Une photo nette mais qui ne devait pas être une photo de groupe avant que le groupe soit ou soit tel qu’il était désiré groupe d’adolescents ou de très jeunes hommes assis devant une grille sur les marches d’un bâtiment public grands adolescents aux noirs visages masqués de blanc ou de madras coloré sur la bouche de celui installé au centre de la marche du bas le seul à le porter sous le nez l’un des deux dont le visage est encadré par les fils des écouteurs de son téléphone que d’ailleurs il ne regarde pas ses yeux comme ceux de ses voisins étant fixés vers la droite sur celui ou celle qui a décidé de cette photo de groupe alors que les deux qui ferment les rangées à gauche viennent de se tourner pour guetter d’éventuels arrivants hors cadre jeunes visages sous cheveux coupés très court au dessus des tempes soigneusement rasées à l’exception des petites tresses dressées sur la tête de celui qui tout en haut vers la droite est plié en avant dans l’équilibre instable du corps qui se lève pour aider la jeune femme en jean et chandail noir descendant chargée de pancartes menton propulsé en avant pour jeter un attend au photographe posté en attente sur la droite son mouvement étant assez mesuré pour ne pas troubler cette image prise à la sauvette tout comme celui de la forte femme qui en bas des marches est en train de se soulever en tournant le dos pour changer de place montrant au dessus de la courte tunique portée sur un collant noir la boule enveloppée dans un tissu à carreaux clairs où se niche un bébé dont la joue plongée dans un sommeil imperturbable se blottit contre le dos de sa mère vu en perspective fuyante.

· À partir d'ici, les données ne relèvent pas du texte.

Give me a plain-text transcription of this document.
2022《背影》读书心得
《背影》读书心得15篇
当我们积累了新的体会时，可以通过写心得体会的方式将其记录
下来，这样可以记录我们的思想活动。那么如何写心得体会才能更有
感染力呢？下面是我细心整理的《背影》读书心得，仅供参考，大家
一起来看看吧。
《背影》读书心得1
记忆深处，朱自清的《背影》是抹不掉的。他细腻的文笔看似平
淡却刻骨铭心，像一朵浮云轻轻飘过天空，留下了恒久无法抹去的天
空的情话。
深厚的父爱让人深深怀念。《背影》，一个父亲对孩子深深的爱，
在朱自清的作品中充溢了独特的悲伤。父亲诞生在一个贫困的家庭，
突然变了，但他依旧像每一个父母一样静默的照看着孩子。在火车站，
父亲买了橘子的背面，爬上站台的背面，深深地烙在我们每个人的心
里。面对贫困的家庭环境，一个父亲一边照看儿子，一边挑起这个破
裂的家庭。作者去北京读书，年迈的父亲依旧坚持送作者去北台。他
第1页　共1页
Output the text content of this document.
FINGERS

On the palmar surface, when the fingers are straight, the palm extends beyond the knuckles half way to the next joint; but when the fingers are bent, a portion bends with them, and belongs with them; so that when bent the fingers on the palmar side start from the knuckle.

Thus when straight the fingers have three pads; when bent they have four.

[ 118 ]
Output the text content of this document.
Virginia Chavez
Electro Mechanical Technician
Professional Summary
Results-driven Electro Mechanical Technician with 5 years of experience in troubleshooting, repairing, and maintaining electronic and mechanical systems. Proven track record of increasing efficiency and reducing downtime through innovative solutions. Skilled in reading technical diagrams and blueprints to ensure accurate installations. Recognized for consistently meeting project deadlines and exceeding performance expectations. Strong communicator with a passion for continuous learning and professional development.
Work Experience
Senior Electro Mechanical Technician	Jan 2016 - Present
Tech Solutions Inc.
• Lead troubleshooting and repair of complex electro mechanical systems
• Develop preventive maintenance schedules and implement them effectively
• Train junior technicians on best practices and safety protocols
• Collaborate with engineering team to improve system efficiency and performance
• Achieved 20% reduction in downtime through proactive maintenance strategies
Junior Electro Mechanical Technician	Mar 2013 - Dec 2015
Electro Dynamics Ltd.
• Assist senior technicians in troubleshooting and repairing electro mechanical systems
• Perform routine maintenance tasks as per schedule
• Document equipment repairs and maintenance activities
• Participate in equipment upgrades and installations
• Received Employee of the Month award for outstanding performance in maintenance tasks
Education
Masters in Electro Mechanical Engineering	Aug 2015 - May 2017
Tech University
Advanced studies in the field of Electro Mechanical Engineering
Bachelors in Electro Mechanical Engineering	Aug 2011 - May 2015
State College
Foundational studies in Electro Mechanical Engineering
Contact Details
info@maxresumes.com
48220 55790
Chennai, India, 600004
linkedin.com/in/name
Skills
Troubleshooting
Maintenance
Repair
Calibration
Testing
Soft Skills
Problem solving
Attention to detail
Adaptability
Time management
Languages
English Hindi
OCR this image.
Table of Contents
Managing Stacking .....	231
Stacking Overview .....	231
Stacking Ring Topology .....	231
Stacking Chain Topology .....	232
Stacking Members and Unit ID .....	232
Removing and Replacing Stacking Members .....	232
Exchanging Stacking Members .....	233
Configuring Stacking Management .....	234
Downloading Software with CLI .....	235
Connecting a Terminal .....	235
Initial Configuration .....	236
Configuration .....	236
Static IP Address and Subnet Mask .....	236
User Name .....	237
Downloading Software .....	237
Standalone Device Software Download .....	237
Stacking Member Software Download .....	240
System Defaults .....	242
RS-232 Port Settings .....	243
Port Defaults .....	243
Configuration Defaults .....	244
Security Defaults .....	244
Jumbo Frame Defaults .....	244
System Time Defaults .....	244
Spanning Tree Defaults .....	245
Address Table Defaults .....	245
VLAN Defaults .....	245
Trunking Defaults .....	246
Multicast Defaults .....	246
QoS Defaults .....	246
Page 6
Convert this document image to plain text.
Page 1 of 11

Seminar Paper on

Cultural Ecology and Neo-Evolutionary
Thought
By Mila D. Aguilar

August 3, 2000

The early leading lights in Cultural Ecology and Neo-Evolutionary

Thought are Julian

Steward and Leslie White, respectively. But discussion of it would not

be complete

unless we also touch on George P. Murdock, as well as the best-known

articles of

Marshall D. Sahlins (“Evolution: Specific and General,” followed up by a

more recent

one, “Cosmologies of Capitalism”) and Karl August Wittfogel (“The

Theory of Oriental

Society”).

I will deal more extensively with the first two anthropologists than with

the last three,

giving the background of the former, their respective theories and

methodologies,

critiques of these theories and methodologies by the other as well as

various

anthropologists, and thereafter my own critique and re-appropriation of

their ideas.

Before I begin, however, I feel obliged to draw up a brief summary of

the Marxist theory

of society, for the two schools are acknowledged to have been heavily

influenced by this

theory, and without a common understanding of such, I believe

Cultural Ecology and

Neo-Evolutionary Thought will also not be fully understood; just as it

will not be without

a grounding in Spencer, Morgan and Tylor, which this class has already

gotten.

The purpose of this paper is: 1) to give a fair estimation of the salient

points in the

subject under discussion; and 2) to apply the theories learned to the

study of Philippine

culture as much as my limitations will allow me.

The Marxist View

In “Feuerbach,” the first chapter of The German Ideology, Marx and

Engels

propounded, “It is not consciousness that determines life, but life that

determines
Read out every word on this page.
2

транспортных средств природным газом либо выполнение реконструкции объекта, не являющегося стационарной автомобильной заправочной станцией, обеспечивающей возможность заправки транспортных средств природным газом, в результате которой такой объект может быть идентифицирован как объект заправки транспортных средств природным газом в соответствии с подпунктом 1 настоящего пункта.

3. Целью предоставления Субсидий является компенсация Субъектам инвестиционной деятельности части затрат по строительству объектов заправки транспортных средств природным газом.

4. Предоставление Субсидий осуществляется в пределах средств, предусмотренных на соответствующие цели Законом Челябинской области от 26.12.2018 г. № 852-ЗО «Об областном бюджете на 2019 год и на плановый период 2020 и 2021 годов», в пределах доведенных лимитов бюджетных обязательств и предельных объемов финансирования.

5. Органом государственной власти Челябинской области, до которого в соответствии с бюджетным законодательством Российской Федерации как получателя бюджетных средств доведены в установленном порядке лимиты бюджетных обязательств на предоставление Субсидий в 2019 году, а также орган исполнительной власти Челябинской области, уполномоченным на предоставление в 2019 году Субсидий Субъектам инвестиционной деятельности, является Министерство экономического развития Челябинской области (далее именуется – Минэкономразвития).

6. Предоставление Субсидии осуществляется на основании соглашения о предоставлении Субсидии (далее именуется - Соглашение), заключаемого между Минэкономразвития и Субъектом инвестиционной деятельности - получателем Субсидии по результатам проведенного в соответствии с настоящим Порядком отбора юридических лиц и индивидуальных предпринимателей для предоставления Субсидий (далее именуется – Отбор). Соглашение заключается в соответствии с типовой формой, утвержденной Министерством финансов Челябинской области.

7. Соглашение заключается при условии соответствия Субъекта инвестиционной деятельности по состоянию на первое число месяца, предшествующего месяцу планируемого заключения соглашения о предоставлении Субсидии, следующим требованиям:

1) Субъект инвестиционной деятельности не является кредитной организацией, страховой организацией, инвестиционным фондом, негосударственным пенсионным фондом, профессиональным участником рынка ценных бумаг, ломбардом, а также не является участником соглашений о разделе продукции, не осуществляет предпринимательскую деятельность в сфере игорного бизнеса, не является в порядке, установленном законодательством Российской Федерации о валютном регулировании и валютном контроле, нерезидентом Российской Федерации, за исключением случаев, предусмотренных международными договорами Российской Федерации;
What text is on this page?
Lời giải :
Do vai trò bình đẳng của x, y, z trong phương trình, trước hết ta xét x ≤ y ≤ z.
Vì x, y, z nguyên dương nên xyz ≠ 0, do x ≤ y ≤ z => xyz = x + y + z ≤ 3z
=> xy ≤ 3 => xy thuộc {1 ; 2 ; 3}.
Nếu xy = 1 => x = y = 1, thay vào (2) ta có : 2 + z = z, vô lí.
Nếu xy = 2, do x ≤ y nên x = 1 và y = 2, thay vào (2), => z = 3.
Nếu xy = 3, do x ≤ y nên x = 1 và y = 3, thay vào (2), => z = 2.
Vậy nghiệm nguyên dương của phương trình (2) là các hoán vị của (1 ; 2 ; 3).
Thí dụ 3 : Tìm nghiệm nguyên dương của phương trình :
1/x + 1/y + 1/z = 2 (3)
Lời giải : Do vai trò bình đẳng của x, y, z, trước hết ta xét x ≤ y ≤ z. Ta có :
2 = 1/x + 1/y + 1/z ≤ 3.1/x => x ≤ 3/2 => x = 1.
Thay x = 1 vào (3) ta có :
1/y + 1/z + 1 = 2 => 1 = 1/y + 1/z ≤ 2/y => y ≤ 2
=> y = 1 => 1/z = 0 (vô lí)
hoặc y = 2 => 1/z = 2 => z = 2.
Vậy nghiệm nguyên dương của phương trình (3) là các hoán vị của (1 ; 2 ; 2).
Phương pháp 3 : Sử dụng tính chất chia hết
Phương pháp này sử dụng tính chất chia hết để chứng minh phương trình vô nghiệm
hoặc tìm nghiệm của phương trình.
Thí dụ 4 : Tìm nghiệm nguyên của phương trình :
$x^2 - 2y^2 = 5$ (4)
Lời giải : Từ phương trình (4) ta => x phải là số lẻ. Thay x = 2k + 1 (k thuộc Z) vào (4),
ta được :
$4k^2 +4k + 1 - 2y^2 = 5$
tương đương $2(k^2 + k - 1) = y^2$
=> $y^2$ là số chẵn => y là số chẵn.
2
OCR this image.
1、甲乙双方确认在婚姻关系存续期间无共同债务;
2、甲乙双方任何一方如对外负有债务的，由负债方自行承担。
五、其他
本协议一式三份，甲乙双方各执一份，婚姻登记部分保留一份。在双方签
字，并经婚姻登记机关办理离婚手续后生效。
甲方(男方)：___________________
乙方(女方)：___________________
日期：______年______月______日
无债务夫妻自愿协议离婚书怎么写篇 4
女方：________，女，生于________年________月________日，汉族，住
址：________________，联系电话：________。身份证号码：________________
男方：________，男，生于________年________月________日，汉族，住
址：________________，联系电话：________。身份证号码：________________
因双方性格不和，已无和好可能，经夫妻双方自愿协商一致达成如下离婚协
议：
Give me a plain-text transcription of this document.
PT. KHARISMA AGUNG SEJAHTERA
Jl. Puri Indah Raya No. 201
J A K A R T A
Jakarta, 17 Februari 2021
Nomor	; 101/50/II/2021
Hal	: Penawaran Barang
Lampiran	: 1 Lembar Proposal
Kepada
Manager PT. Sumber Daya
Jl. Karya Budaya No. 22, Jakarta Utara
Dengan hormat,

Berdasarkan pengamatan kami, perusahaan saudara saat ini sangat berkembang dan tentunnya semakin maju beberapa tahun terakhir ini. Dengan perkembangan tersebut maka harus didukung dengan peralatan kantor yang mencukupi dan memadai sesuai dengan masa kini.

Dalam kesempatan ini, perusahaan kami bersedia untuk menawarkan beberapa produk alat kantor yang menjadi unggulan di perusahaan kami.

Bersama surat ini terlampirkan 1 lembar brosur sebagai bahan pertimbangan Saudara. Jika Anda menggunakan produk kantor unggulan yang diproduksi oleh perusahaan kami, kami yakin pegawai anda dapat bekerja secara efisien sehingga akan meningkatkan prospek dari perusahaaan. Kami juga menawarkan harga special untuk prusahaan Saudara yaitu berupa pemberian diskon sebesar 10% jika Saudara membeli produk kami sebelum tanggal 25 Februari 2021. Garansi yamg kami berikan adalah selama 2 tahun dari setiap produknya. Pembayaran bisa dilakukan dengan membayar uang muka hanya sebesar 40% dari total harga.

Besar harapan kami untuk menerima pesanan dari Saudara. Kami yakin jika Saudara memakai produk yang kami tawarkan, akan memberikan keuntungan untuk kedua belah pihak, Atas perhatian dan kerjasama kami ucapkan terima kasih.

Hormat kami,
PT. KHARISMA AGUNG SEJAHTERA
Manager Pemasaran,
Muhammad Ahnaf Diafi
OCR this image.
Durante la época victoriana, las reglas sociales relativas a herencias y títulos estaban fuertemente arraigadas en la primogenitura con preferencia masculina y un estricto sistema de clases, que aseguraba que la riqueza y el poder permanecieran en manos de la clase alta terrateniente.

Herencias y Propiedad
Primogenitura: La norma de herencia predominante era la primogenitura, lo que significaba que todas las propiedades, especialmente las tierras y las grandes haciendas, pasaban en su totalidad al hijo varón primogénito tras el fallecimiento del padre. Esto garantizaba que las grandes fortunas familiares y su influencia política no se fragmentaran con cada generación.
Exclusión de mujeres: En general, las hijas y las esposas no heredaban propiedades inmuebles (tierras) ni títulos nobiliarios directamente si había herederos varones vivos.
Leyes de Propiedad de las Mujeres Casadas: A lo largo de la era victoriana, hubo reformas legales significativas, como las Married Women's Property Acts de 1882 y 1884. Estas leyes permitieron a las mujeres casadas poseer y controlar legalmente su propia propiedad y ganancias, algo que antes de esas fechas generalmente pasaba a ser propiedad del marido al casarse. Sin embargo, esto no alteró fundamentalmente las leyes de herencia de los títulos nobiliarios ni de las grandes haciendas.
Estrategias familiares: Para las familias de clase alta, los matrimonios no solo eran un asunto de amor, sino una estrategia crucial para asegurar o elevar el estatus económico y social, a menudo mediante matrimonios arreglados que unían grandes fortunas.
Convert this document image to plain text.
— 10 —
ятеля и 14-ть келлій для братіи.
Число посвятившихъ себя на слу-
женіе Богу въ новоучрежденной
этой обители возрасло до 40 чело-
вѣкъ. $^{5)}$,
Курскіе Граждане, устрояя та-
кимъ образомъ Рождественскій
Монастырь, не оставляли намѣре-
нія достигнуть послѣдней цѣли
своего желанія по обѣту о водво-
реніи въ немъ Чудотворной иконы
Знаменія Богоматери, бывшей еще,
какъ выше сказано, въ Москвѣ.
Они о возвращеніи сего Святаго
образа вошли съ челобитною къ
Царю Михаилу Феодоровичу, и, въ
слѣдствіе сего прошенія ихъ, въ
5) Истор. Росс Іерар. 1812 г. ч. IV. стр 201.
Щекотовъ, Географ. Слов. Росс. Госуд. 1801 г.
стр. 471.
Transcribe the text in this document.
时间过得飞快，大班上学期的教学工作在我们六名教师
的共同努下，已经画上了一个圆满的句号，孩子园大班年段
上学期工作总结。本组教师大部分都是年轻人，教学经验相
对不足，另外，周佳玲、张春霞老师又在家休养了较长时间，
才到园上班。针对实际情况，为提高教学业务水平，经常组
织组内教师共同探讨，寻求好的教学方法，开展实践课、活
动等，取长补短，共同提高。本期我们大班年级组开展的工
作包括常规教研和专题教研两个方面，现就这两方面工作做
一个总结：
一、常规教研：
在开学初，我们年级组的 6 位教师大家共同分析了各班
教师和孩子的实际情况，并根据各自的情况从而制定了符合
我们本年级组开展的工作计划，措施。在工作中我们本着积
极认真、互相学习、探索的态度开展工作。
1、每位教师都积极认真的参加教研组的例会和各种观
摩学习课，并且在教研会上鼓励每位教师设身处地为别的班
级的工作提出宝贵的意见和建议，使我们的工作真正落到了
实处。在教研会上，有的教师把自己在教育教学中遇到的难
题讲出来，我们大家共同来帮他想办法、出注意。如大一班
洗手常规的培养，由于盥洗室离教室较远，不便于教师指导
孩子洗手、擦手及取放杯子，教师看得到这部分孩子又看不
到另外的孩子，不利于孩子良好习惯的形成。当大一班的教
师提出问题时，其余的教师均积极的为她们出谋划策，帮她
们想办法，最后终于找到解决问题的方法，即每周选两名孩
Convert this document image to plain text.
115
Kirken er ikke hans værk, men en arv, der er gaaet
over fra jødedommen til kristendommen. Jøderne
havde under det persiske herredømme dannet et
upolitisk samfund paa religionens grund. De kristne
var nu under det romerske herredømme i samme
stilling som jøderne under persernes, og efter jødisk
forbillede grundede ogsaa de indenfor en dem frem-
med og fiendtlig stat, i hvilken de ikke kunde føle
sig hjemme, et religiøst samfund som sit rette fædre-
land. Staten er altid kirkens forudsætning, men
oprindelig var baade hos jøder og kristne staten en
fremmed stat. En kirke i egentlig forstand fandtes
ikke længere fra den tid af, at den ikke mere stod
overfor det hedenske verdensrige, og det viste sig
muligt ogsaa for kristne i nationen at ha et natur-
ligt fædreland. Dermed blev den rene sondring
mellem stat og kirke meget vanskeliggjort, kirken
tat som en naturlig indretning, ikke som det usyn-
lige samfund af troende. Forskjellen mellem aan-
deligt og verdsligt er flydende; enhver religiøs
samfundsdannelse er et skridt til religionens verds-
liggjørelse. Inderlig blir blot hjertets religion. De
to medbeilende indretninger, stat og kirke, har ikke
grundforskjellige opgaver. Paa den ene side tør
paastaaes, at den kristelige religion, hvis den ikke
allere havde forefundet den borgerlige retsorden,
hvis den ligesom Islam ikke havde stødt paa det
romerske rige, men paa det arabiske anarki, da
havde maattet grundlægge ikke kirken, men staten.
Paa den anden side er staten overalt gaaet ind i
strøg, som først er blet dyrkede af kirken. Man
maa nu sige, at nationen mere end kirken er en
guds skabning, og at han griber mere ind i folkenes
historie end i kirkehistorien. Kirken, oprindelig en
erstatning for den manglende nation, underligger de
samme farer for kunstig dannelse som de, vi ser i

Noyée de lumière ou surexposée l’image dont les deux tiers sont occupés par un groupe de profil composé d’humains au milieu de leur âge en vestons ou manteaux classiques avec chapeaux ou cheveux légèrement désorganisés par l’air libre mains dans les poches ou bras croisés écoutant avec attention un orateur situé hors champ quelque part au delà de l’homme qui occupe le dernier tiers à droite de cette photo non cadrée venu en gros plan exposer de face un cou de taureau surmonté du bas d’un masque noir au dessus d’un décolleté nu et du haut d’un pardessus déformé par le mouvement du bras qui vient se croiser avec son jumeau hors de l’image.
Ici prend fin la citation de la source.